One of the main reasons why this development is great news is that accurately and expediently identifying patients to study has long been a limiting factor in existing research for both understanding the disease and working toward a cure. The hope is that by increasing the pool of people who could help with such studies, scientists can make greater strides in finding treatments to help those struggling with the associated memory loss and cognitive degeneration.

Considering that nearly six million people in the United States, and around thirty million worldwide, suffer from the disease, finding better solutions could help a lot of people. That those numbers are expected to double by 2050 only increases the importance of the research.

Few diseases are more insidious than Alzheimer’s. While cancer, for example, can require painful and debilitating treatments that come with no guarantees of success—something I’ve experienced firsthand as a cancer survivor—Alzheimer’s and others like it rob you of life long before they bring about your death. They leave people trapped inside their bodies with just enough understanding that something’s wrong to make the inability to grasp what’s been lost utterly infuriating.
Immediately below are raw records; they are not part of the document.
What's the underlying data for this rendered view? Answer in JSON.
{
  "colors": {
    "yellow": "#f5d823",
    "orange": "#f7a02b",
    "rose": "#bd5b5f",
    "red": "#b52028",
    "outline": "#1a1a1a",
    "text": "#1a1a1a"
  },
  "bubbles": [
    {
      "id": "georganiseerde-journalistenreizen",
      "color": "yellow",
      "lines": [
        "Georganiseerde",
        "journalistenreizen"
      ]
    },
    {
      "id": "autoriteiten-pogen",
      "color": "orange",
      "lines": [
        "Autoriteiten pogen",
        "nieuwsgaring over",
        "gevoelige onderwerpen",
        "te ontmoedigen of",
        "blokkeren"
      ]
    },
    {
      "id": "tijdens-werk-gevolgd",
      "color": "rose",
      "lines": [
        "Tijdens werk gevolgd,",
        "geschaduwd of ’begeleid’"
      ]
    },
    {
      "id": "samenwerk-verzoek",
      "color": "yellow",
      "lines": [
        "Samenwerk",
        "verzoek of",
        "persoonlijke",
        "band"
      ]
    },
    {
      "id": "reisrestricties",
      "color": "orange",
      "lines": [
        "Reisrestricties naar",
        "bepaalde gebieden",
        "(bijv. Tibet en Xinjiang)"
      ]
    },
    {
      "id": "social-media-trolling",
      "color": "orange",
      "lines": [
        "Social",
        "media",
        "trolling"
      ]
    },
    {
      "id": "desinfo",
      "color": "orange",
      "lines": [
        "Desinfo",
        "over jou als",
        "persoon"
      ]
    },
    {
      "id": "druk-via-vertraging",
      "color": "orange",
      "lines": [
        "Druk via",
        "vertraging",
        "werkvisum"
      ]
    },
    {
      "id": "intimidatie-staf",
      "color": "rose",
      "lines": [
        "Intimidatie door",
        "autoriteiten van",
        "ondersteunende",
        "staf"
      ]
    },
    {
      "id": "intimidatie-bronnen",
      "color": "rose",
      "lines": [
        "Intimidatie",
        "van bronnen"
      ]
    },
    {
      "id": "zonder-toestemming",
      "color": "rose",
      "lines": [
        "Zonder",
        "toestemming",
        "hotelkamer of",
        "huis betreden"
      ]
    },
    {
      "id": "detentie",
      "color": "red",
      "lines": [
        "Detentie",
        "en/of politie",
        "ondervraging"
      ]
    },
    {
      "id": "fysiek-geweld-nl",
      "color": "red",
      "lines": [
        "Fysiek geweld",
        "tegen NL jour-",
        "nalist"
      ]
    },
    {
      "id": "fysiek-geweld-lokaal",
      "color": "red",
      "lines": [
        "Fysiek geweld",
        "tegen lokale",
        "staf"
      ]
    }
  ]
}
A call to steward God’s image

While no disease could ever fully remove the image of God with which every person was created, Alzheimer’s perhaps comes closest when you consider that what we mirror of the divine is less about physical presence than the capacity to shape and steward the world around us.

In light of that reality, I want to challenge us to do two things today.

The first is to take some time and really pray that God will help guide those researching Alzheimer’s to find effective treatments and cures for the disease.

Whatever role the new blood test might play in those efforts, if all it does is serve as a reminder to pray, and pray continually, then it’s already been a success.

The second challenge is to steward God’s image well in whatever ways he has called you to do so.

The Lord has entrusted each of us with a small slice of his creation and tasked us with helping it to look a little more like heaven. However, none of us know exactly how long we’ll have to cultivate our portion of the garden before we lose the capacity or opportunity to do so. As a result, how we choose to use the time we have is of the utmost importance.

Each day we make our slice of creation look more like heaven or hell through the choices we make.

What will yours look like by tonight?